Pubblichiamo il breve e incisivo resoconto di Paolo La Valle, docente precario dell’Università di Milano, sulla sua lezione in piazza…
Il giorno 8 marzo ero da poco diventato un docente a contratto di letteratura portoghese dell’università di Milano. Un contratto misero, poco pagato e a breve termine.
In quelle settimane si discuteva di un possibile intervento militare italiano in Libia. Tutt’ora il tema è oggetto di discussione, ma il livello di enfasi è cresciuto, complici gli attentati a Bruxelles del 22 marzo a cui ha fatto seguito una richiesta di maggiore sicurezza delle nostre frontiere.
Nello stesso periodo sono successi due fatti inquietanti: a Parigi, nel corso della preparazione di un’assemblea contro la Loi Travail, gli studenti universitari sono stati cacciata dall’università dalla polizia entrata in assetto antisommossa. Pochi giorni dopo qualcosa di simile è accaduto a Bologna dove una carica all’interno della sede di Scienze Politiche ha coinvolto gli studenti di un collettivo universitario e persone presenti sul posto che festeggiavano una laurea universitaria. La tensione nelle università sembra essere particolarmente forte e il dissenso, non solo contro lo stato dell’università, ma in generale, è bandito. Nella stesso Dipartimento aveva destato particolarmente scandalo il fatto che un professore fosse stato interrotto a lezione per aver scritto articolo di carattere smaccatamente interventista sul Corriere della Sera, utilizzando peraltro una citazione di Benito Mussolini.
Martedì 8 marzo, alle 10.30, ho avuto la mia prima lezione sul colonialismo portoghese. Una tematica specifica che però si ricollega ad una panoramica generale: lo studioso Boaventura de Sousa Santos ha definito quello portoghese un “colonialismo subalterno” rispetto a quello di Gran Bretagna, ricollegando il fenomeno coloniale portoghese ad uno scenario che ha visto l’intera Europa protagonista di una razzia globale.
Parlare di colonialismo non è mai una cosa neutra, soprattutto in questo periodo in Italia e visto che eravamo (e siamo) in procinto di attaccare la Libia per la quarta volta ho pensato di fare la lezione in piazza, come forma di protesta.

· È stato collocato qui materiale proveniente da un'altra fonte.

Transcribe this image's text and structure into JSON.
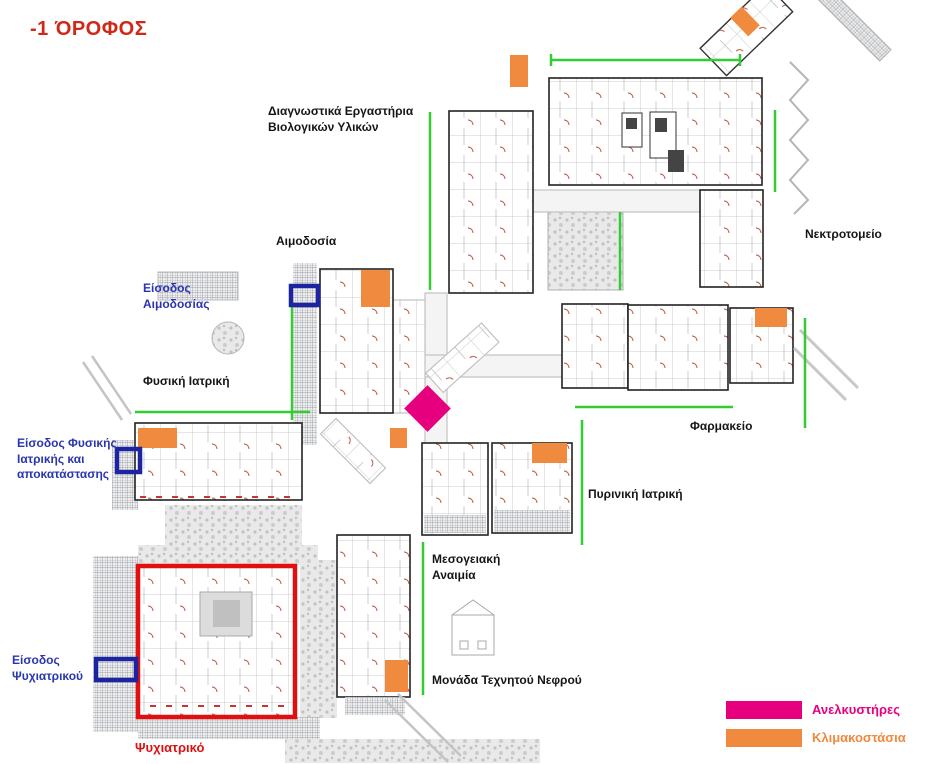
{
  "page": {
    "title": "-1 ΌΡΟΦΟΣ"
  },
  "labels": {
    "diagnostic_labs": "Διαγνωστικά Εργαστήρια\nΒιολογικών Υλικών",
    "blood_donation": "Αιμοδοσία",
    "blood_donation_entrance": "Είσοδος\nΑιμοδοσίας",
    "physical_medicine": "Φυσική Ιατρική",
    "physical_medicine_entrance": "Είσοδος Φυσικής\nΙατρικής και\nαποκατάστασης",
    "morgue": "Νεκτροτομείο",
    "pharmacy": "Φαρμακείο",
    "nuclear_medicine": "Πυρινική Ιατρική",
    "mediterranean_anemia": "Μεσογειακή\nΑναιμία",
    "artificial_kidney_unit": "Μονάδα Τεχνητού Νεφρού",
    "psychiatric_entrance": "Είσοδος\nΨυχιατρικού",
    "psychiatric": "Ψυχιατρικό"
  },
  "legend": {
    "elevators": {
      "label": "Ανελκυστήρες",
      "color": "#e6007e"
    },
    "staircases": {
      "label": "Κλιμακοστάσια",
      "color": "#f08a3e"
    }
  },
  "colors": {
    "title_red": "#d02818",
    "entrance_blue": "#2a35b0",
    "entrance_outline": "#1c24a0",
    "psychiatric_red": "#e01010",
    "path_green": "#33cc33"
  }
}
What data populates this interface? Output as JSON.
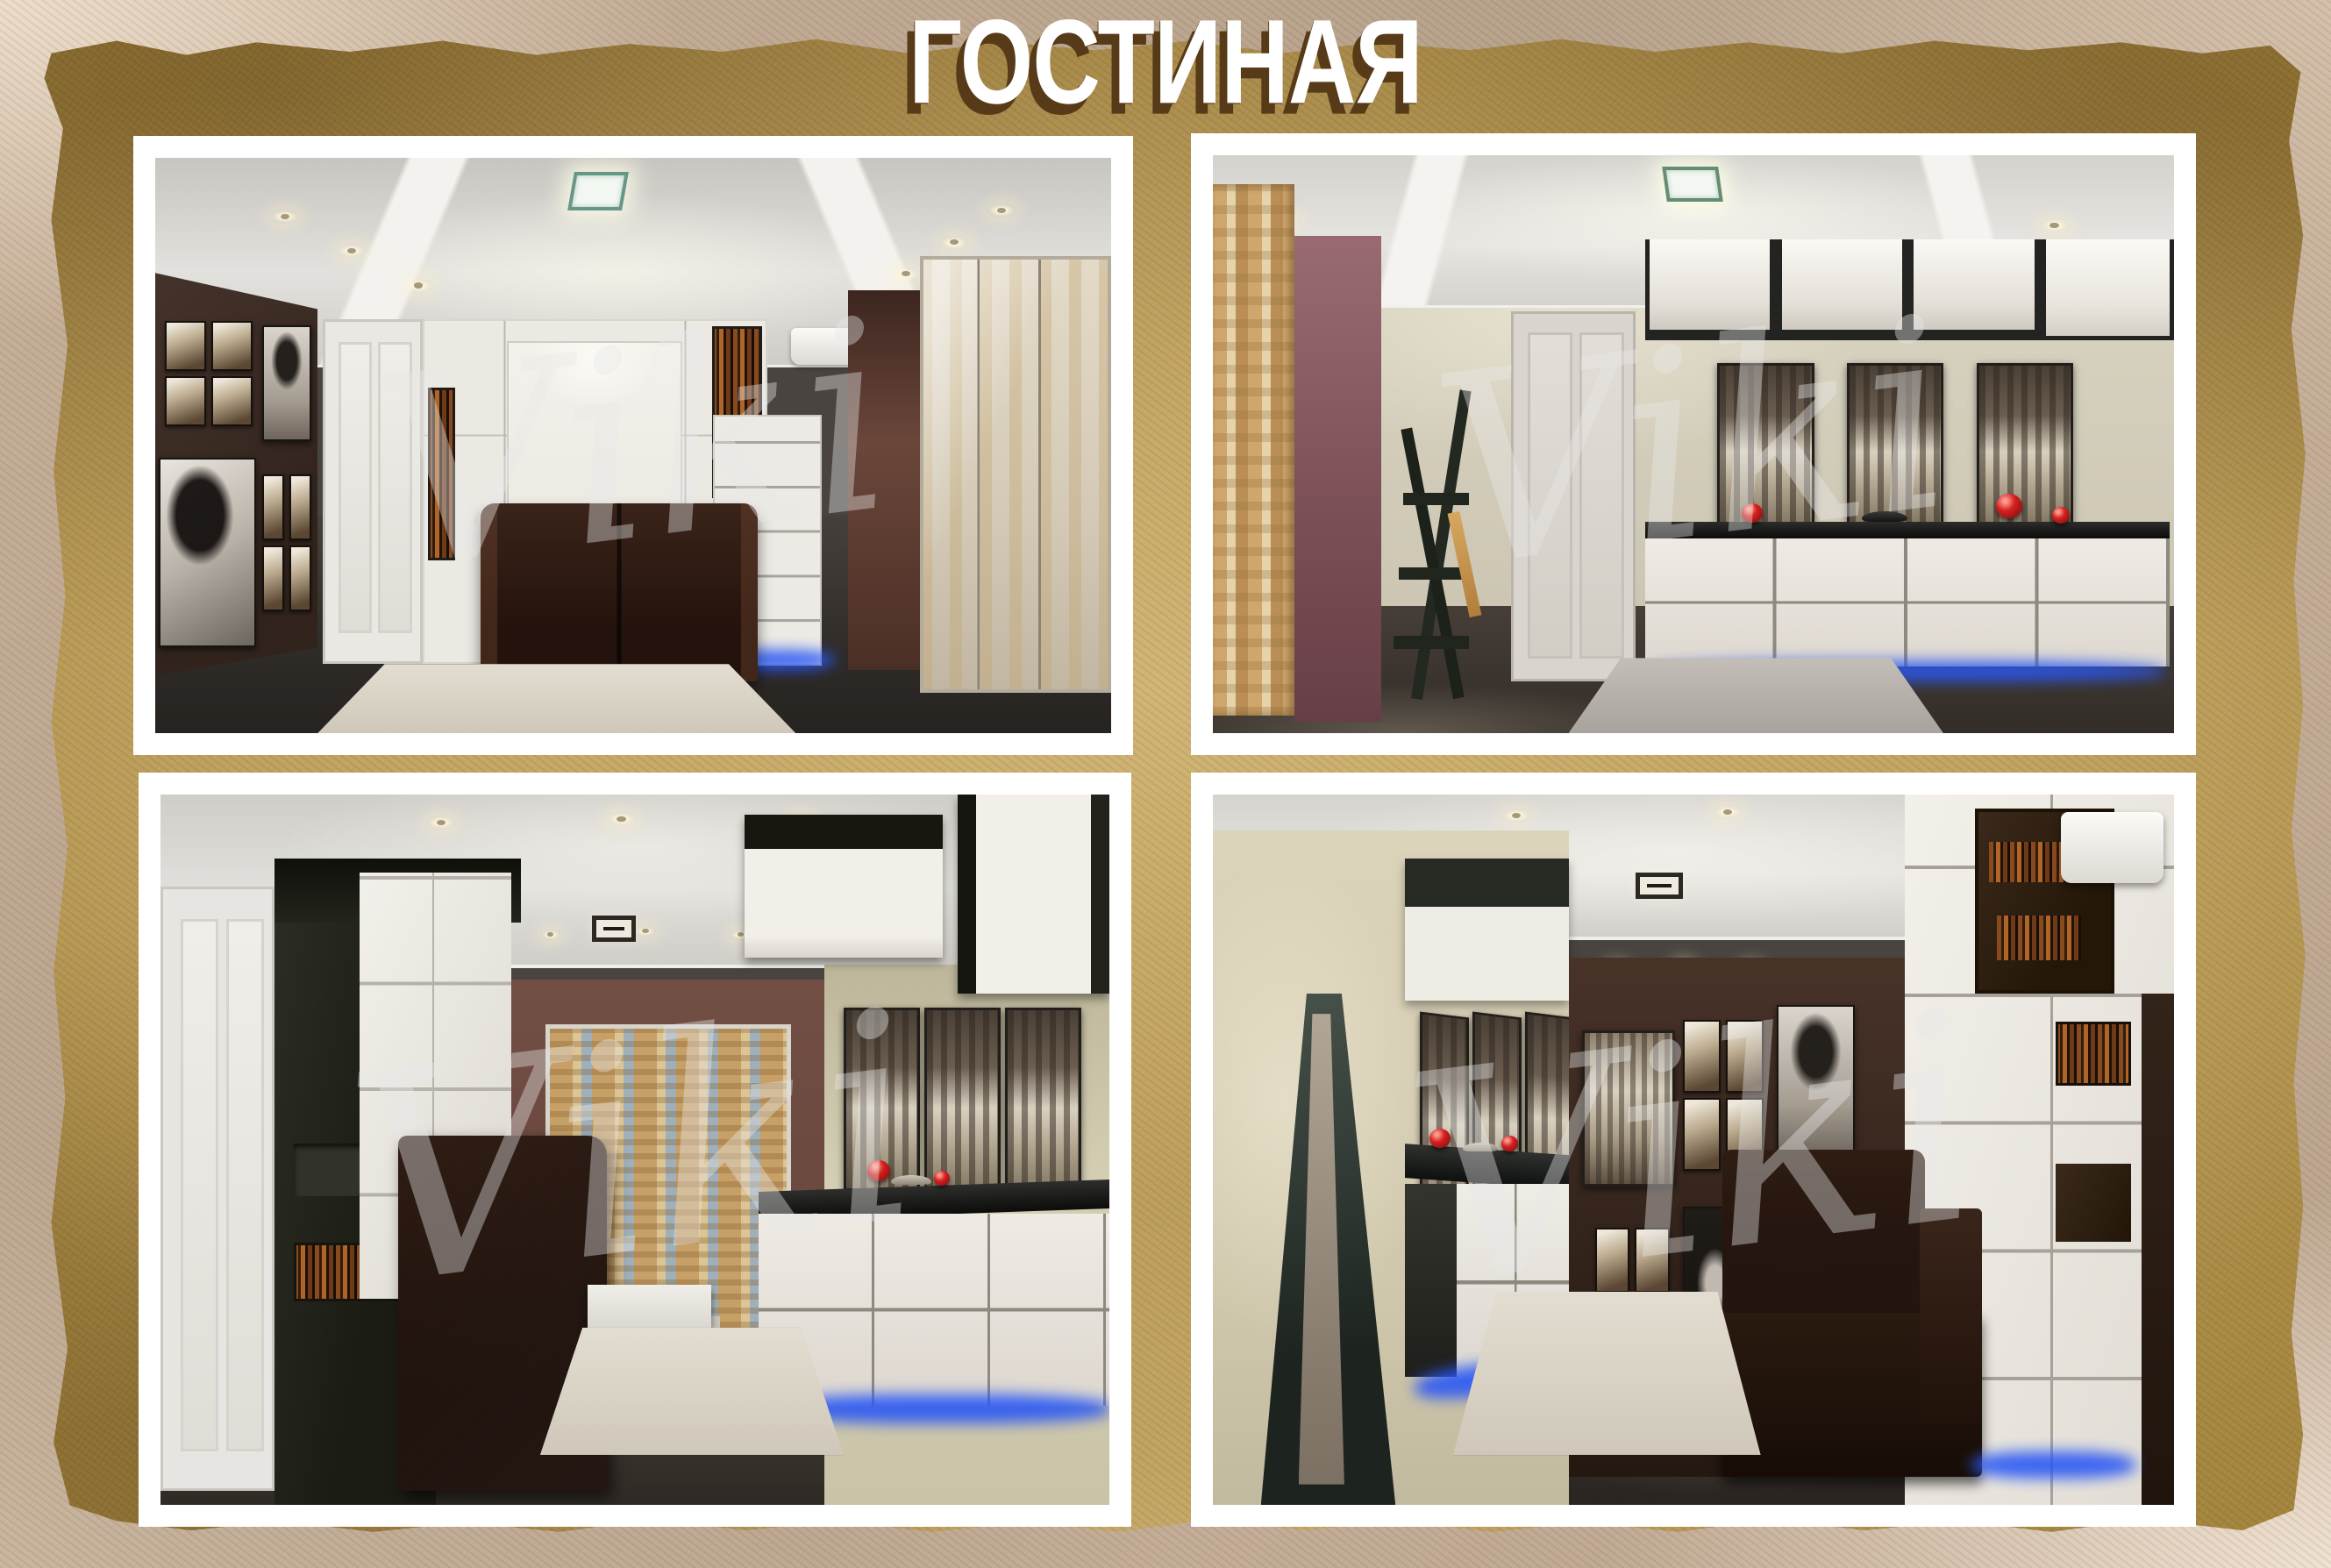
{
  "poster": {
    "title": "ГОСТИНАЯ",
    "watermark": "Viki",
    "colors": {
      "parchment": "#a08441",
      "outer_border_tan": "#c2ab95",
      "title_white": "#ffffff",
      "title_shadow": "#573a17",
      "panel_frame": "#ffffff",
      "led_blue": "#2a58f5",
      "decor_red": "#d42020",
      "dark_wood": "#2b1a12",
      "cabinet_white": "#ece9e3"
    },
    "panels": [
      {
        "id": "top-left",
        "description": "Render 1: living room with dark brown photo gallery wall, white door, white wall-bed cabinet unit with book shelves, brown sofa, shaggy rug and curtained window"
      },
      {
        "id": "top-right",
        "description": "Render 2: living room with patterned curtain, mauve wall, black ladder shelf, white door, floating cabinets, three city canvases, long sideboard with red decor and blue backlight"
      },
      {
        "id": "bottom-left",
        "description": "Render 3: living room with white door, dark bookcase tower, brown sofa, curtained window, beige wall with city canvases and backlit sideboard"
      },
      {
        "id": "bottom-right",
        "description": "Render 4: living room with leaning floor mirror, backlit chest with red decor, dark photo gallery wall, white wardrobe wall with books, air conditioner and brown sofa"
      }
    ]
  }
}
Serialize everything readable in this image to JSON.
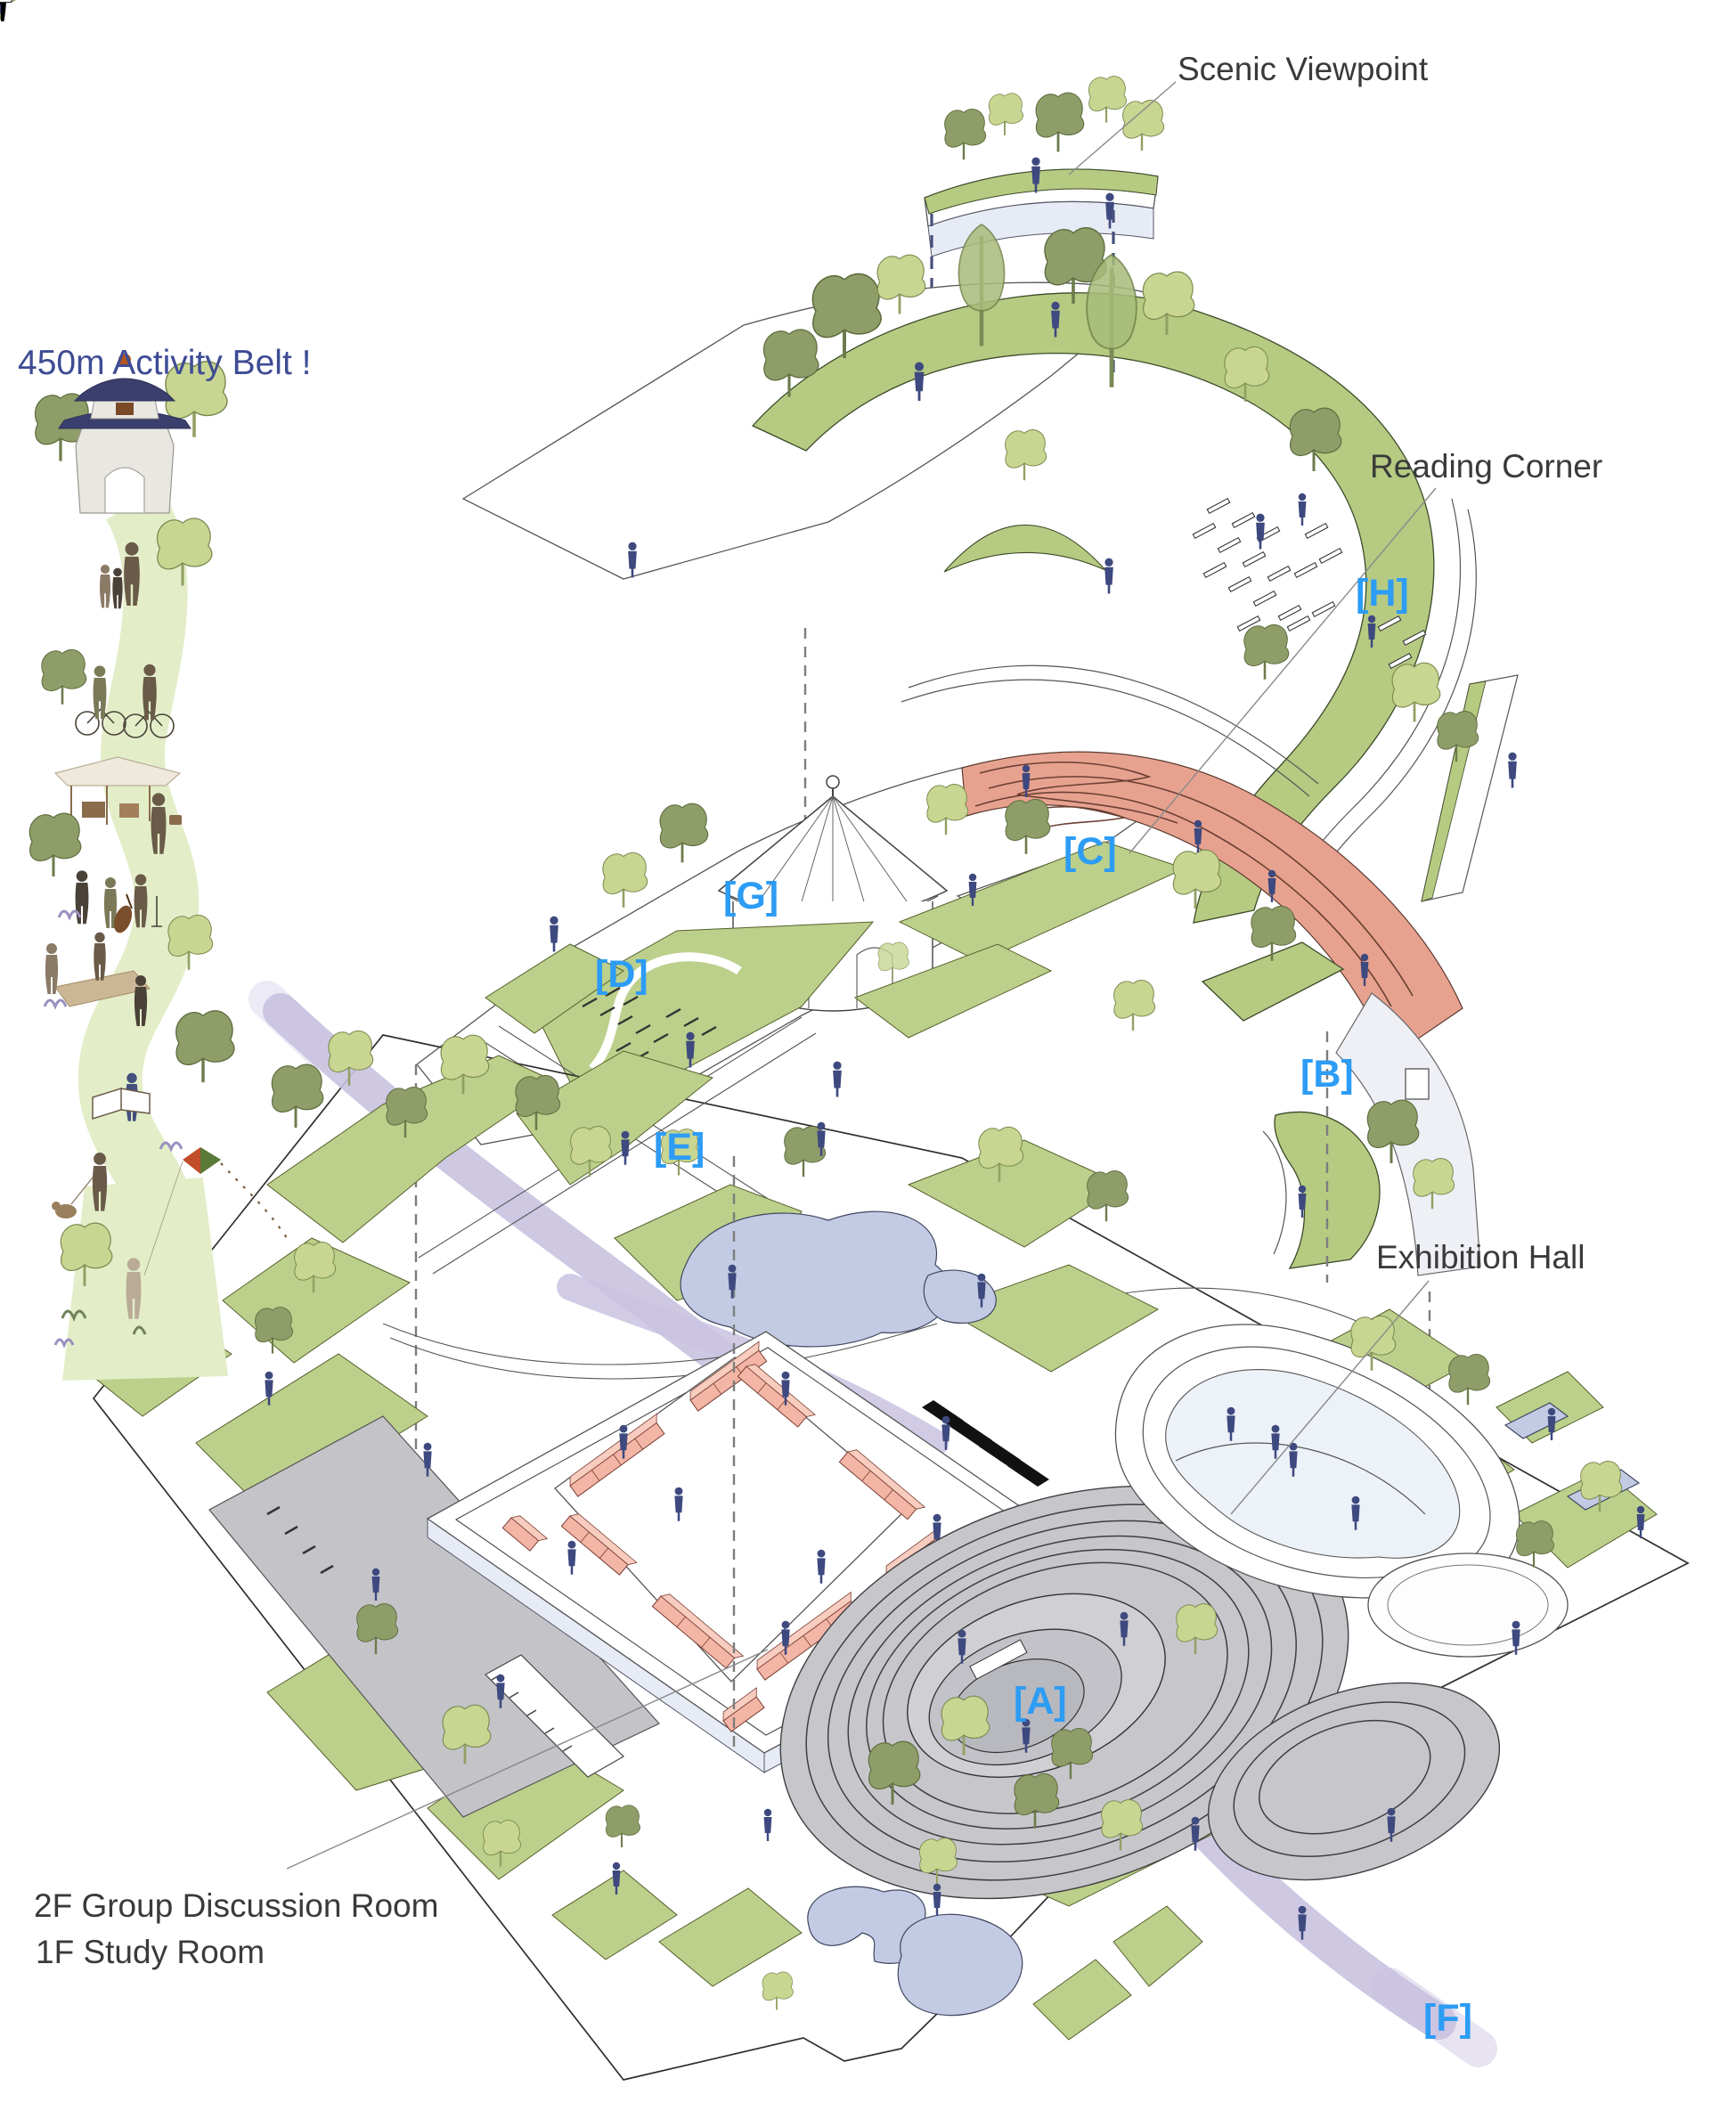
{
  "belt": {
    "title": "450m Activity Belt !"
  },
  "callouts": {
    "scenic_viewpoint": "Scenic Viewpoint",
    "reading_corner": "Reading  Corner",
    "exhibition_hall": "Exhibition Hall",
    "courtyard_2f": "2F  Group Discussion Room",
    "courtyard_1f": "1F  Study Room"
  },
  "markers": {
    "a": "[A]",
    "b": "[B]",
    "c": "[C]",
    "d": "[D]",
    "e": "[E]",
    "f": "[F]",
    "g": "[G]",
    "h": "[H]"
  },
  "colors": {
    "marker_blue": "#2d9cf4",
    "callout_gray": "#3a3a3a",
    "belt_title_navy": "#3e4c94",
    "lawn_green": "#bcd08b",
    "roof_band_green": "#b6ca82",
    "belt_ribbon_green": "#e3eec9",
    "terrace_salmon": "#e7a28f",
    "module_salmon": "#f3b5a5",
    "pond_blue": "#c2cbe3",
    "path_lavender": "#c9c2e0",
    "figure_navy": "#3e497f",
    "amphitheater_gray": "#c7c7cb"
  }
}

Dopo cento anni di guerre la Libia è un colabrodo e riproporre la stessa modalità delle altre volte non è la soluzione, quanto piuttosto il problema.
La lezione si è tenuta quindi in Piazza Sant’Alessandro e gli studenti hanno dato il loro accordo all’iniziativa. Nel giorno della lezione erano presenti in una quarantina, tra studenti e studentesse, alcuni provenienti da altri corsi o da anni successivi. Per un’ora e mezzo, in una giornata piuttosto fredda, si è discusso di colonialismo europeo della seconda metà dell’Ottocento, della Conferenza di Berlino del 1884-85 (quando gli stati europei si spartirono l’Africa col righello) e di un saggio di Antero de Quental intitolato “Causas das decadências dos povos peninsulares”.
Al termine della lezione è partito un applauso e pochi giorni dopo una studentessa ha riportato l’evento in un breve articolo. Visto che il tema continua a essere caldo, ho proposto agli studenti e alle studentesse che se volessero farsi parte attiva della protesta contro le politiche espansioniste italiane ed europee possono essere loro a pensare, organizzare ed eventualmente condurre una lezione in piazza.
Non era e non è difficile provare ad alzare la cresta in merito al tema del colonialismo. Soprattutto (o forse è meglio dire persino) in università. Non mi è chiaro perché ciò non accada. Come ho fatto notare all’epoca sono un docente a contratto, pagato poco e con scarsissime possibilità di carriera. In quanto tale sono la persona più ricattabile della storia. Direi che se l’ho fatto io lo possono fare anche altri: il primo ricatto è quello che ci si autoimpone.